En quelque sorte, un discours sur la méthode à la façon dont Machiavel enseignait dans Le Prince. La description de la mécanique du pouvoir y est sans concession, les maîtres mots jalonnant l’ouvrage étant cynisme et manipulation.
L’auteur peut aujourd’hui se permettre cette franchise : sa longue carrière politique (on l’oublie souvent mais Edouard Balladur était déjà le secrétaire général de l’Elysée sous Georges Pompidou) est désormais derrière lui. Ce livre, en forme de testament politique, nous rappelle que l’ancien premier ministre reste un fin observateur de notre vie politique.
Même si beaucoup de propos apparaissent comme des évidences, ce livre a le mérite de nous rappeler certaines règles du fonctionnement de nos démocraties modernes surmédiatisées.

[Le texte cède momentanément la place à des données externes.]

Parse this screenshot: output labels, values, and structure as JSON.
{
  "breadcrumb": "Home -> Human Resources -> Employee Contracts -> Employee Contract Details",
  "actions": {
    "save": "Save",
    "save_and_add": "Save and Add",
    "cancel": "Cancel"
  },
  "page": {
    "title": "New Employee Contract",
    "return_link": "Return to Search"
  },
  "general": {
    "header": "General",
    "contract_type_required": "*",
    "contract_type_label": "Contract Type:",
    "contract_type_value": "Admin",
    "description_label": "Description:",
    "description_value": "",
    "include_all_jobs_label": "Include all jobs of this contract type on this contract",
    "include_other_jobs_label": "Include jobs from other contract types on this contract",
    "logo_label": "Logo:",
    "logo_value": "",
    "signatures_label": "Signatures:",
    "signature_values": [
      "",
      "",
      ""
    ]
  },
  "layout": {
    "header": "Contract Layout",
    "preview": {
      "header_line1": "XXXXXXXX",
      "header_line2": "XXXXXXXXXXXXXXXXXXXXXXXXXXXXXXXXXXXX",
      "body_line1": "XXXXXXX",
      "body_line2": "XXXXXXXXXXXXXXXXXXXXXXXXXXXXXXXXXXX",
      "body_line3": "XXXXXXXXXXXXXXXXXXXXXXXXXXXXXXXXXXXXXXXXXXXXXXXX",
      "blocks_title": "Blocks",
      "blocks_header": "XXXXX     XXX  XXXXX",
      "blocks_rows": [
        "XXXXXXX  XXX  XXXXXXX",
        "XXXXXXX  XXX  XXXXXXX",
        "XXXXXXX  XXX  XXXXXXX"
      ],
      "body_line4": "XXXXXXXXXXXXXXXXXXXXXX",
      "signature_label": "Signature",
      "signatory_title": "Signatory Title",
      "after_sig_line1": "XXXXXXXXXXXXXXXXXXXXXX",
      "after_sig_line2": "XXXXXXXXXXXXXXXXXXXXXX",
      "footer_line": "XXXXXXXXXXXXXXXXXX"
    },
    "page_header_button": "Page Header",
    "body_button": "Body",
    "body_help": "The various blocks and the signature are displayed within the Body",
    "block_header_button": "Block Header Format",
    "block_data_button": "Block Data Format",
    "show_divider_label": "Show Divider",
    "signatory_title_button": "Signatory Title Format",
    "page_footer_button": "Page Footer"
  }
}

Pour l’auteur, le Politique y est en perpétuelle représentation. La démocratie privant l’élu de l’usage de la force et de la peur, celui-ci doit sans cesse recourir à la manipulation et à la séduction.
L’intérêt de l’ouvrage est que chaque thème y est abordé avec une franchise rare chez un homme d’état, davantage familier de la langue de bois. Les chapitres se succèdent méthodiquement à l’image d’un manuel du parfait politicien : comment s’imposer en politique, savoir s’entourer, trahir s’il le faut, durer au pouvoir… Le dernier chapitre s’intitule de façon ironique « perdre le pouvoir ». Il est vrai que dans ce domaine M. Balladur a acquis une certaine expérience.